Pesquisadores confirmaram a existência de um ecótipo migratório da lagarta-do-cartucho (Spodoptera frugiperda). Seu estudo analisou características morfológicas e de voo de populações coletadas em campo e comparou os dados com linhagens criadas em laboratório. As conclusões revelam diferenciação estável entre indivíduos migratórios e não migratórios.
Morfologia adaptada ao voo
As populações migratórias capturadas em regiões de Yunnan, na China, apresentaram corpos mais longos e asas maiores que as linhagens laboratoriais. Os indivíduos migratórios mostraram maior capacidade de voo, tanto em distância quanto em tempo.
Com base nesses dados, os autores desenvolveram um modelo de identificação do ecótipo migratório a partir de dois índices morfológicos: carga alar corrigida (WL) e relação de aspecto da asa anterior (FA). Esses parâmetros, ao serem aplicados em campo, permitiram identificar que cerca de 70% dos indivíduos coletados por armadilhas com feromônio pertencem ao ecótipo migratório.
Ambiente controlado
Para verificar se as características migratórias são herdadas ou induzidas pelo ambiente, os pesquisadores mantiveram indivíduos migratórios sob condições laboratoriais por três gerações.
Na primeira geração (F1), os insetos mantiveram os traços morfológicos e desempenho de voo semelhantes aos coletados no campo. Na segunda geração (F2), houve redução significativa desses atributos. Já na terceira geração (F3), todos os parâmetros se igualaram aos da linhagem laboratorial original.

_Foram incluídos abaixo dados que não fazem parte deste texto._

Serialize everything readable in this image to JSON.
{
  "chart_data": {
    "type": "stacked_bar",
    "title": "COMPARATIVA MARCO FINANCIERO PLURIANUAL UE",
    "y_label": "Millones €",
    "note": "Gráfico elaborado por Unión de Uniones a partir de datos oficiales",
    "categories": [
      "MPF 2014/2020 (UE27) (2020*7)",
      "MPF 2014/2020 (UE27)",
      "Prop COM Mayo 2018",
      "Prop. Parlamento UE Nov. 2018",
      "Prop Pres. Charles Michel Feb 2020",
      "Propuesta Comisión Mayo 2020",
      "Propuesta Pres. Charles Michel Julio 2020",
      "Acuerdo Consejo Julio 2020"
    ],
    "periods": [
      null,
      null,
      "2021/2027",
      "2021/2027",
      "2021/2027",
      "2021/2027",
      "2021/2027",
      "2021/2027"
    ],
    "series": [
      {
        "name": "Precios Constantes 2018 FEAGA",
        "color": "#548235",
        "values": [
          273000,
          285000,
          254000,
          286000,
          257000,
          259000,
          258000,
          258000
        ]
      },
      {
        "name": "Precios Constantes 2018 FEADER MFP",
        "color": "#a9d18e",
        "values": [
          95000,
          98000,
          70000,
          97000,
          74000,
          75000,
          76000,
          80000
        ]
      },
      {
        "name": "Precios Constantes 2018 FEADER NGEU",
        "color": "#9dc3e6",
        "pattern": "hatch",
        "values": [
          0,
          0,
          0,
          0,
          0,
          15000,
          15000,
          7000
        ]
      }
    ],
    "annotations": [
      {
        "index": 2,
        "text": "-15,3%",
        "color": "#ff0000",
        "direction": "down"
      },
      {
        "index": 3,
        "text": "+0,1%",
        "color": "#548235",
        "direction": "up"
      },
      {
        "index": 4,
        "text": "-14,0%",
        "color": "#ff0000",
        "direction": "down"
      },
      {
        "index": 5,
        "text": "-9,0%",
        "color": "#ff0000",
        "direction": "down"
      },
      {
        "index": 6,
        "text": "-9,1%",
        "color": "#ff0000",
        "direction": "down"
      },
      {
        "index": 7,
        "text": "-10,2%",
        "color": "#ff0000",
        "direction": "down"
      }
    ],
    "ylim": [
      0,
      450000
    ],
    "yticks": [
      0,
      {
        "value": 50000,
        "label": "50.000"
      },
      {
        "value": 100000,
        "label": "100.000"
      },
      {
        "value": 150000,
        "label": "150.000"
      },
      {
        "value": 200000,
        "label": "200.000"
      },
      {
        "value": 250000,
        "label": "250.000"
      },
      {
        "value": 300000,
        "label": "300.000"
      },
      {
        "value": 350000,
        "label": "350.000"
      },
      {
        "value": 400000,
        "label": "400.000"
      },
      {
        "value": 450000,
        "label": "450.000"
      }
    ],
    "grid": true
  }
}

O resultado indica que os traços migratórios são predominantemente moldados pelo ambiente, não por fatores genéticos fixos.
Corredor de migração
A província de Yunnan possui papel estratégico na dinâmica migratória da praga. As correntes de monções da primavera e verão trazem indivíduos de países vizinhos para o sul da China, onde se reproduzem e iniciam novas migrações para o norte. No outono, os ventos favorecem o retorno desses insetos para o sudeste asiático. A diversidade de cultivos, especialmente o milho, e a possibilidade de múltiplas safras por ano criam habitat ideal para a reprodução contínua do inseto.

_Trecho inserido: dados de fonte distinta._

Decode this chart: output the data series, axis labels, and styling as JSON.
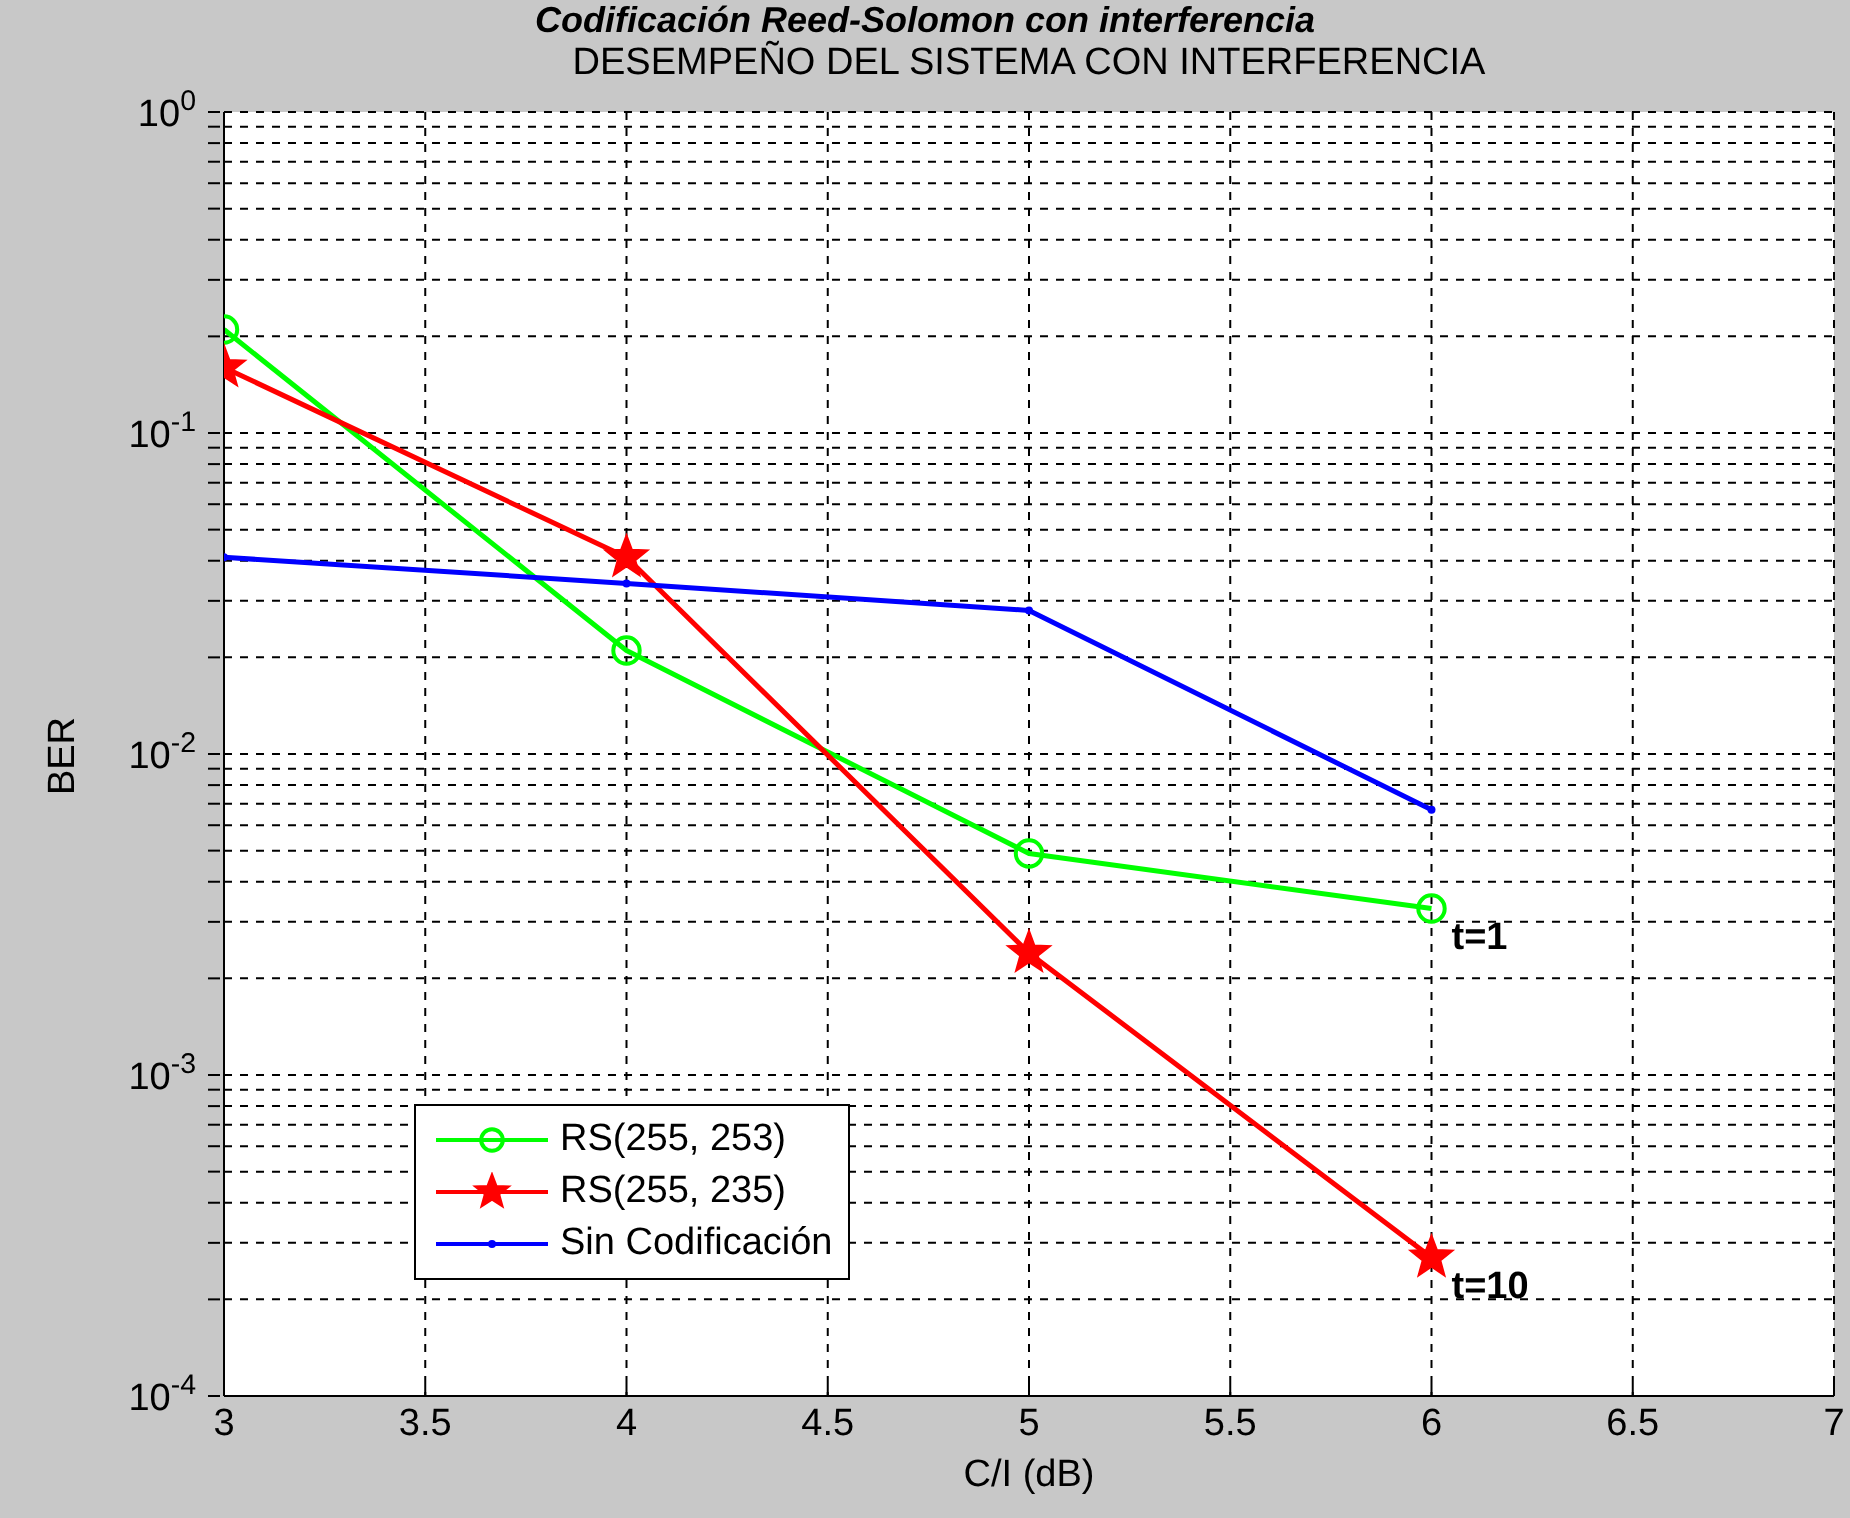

As coletas foram realizadas em dois pontos distintos de Yunnan: Pu’er (sul) e Kunming (nordeste). Indivíduos capturados em Kunming apresentaram características morfológicas ainda mais desenvolvidas, o que sugere influência de fatores locais na expressão dos traços migratórios.
Ferramenta para manejo
A identificação de um ecótipo migratório tem impacto direto na gestão agrícola. Por meio da medição de apenas dois parâmetros — WL e FA — é possível classificar indivíduos como migratórios ou não, sem necessidade de dissecação ou testes destrutivos. O modelo logístico aplicado obteve 92,9% de acurácia na previsão do ecótipo, com apenas duas variáveis, o que o torna viável para uso em campo com ferramentas automatizadas.
Essa metodologia pode ser integrada a sistemas de alerta precoce e controle regional da praga, contribuindo para reduzir sua população nos pontos de origem e evitar surtos em áreas agrícolas distantes. A identificação rápida e precisa do ecótipo migratório também possibilita o uso direcionado de armadilhas luminosas, feromônios e culturas geneticamente modificadas.